Long-Term Bitcoin Holders Stop Selling as ETFs and Treasuries Step In

Long-term Bitcoin holders paused a months-long selling trend and briefly shifted to net buys, coinciding with renewed institutional flows and corporate treasury accumulation. CryptoQuant data showed long-term holders moved from distributing ~674,000 BTC (≈$59.8bn historically) to net buying 10,700 BTC in a single day. Exchange netflows recorded over $4 billion in BTC outflows through December, suggesting accumulation by short-term and retail buyers. U.S. spot Bitcoin ETFs reversed recent outflows with $335 million of inflows—the third-largest daily inflow since October—after previously seeing $1.12 billion withdrawn between Dec 17–29, per CoinGlass. Corporate treasuries hold roughly $152.4 billion in BTC (~1.175 million coins), with MicroStrategy alone holding about $59.7 billion and adding an estimated $22 billion in 2025. Bitcoin trades range-bound near $85,000–$90,000 after a 32% decline from its $126,000 all-time high; the Fear & Greed Index sits at 32, indicating prevailing caution. Key implications for traders: reduced sell-side pressure from long-term holders and renewed ETF inflows may act as a support floor and lower downside risk in the near term, while sustained institutional and treasury demand can underpin longer-term accumulation. Monitor on-chain netflows, ETF daily flows, and exchange reserves for confirmation of trend continuation or a return to distribution.
Bullish
The net pause in selling by long-term holders, significant exchange outflows, a sizable one-day net buy signal on CryptoQuant, and renewed spot ETF inflows together reduce immediate sell-side pressure and indicate accumulation.
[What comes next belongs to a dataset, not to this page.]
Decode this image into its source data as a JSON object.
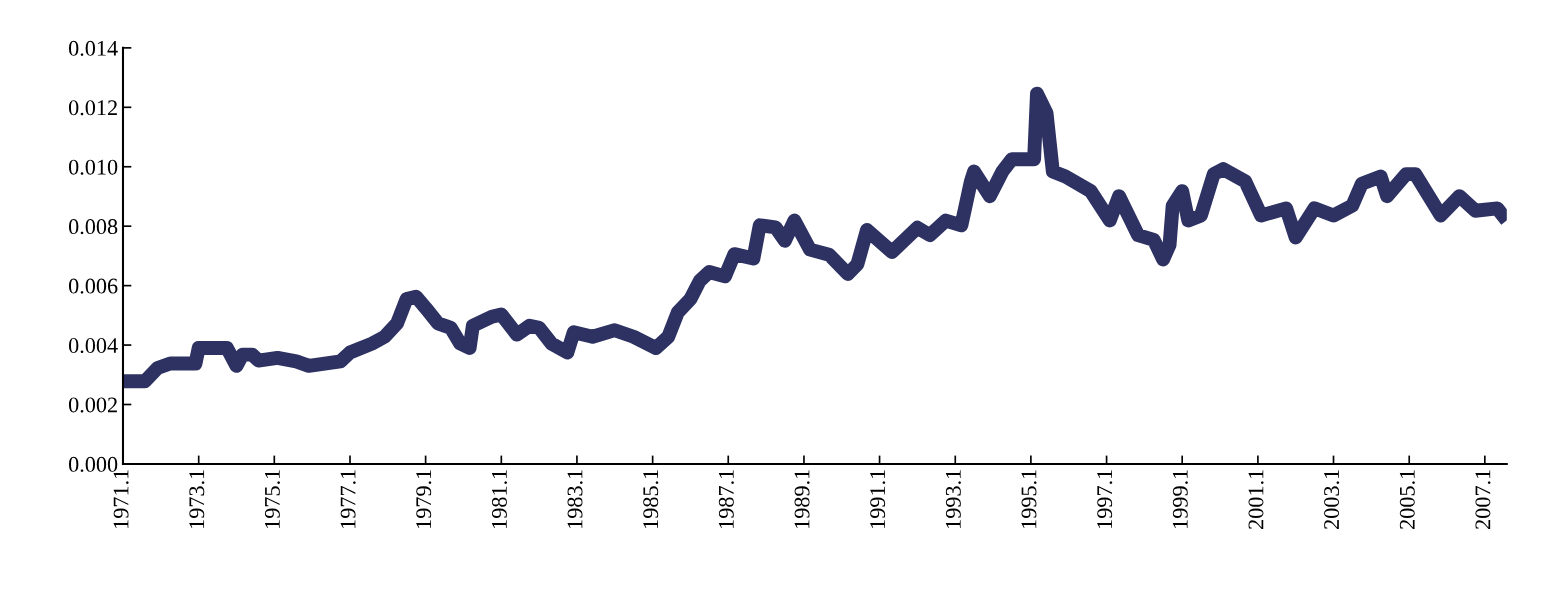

Corporate treasuries holding $152.4bn of BTC provide a steady demand floor that can absorb supply during drawdowns. Historically, similar patterns—long-term holder accumulation combined with ETF inflows and declining exchange reserves—have preceded multi-week to multi-month stabilization or recoveries (e.g., post-2020/2021 accumulation phases). In the short term, traders should expect reduced downside tail risk and potential range-bound upward bias; watch for continued ETF inflows and falling exchange reserves to confirm a sustainable trend reversal. In the long term, persistent treasury and institutional buying supports a bullish structural narrative but broader macro and liquidity conditions remain key risks—if ETF flows reverse or macro liquidity tightens, the bullish case could weaken.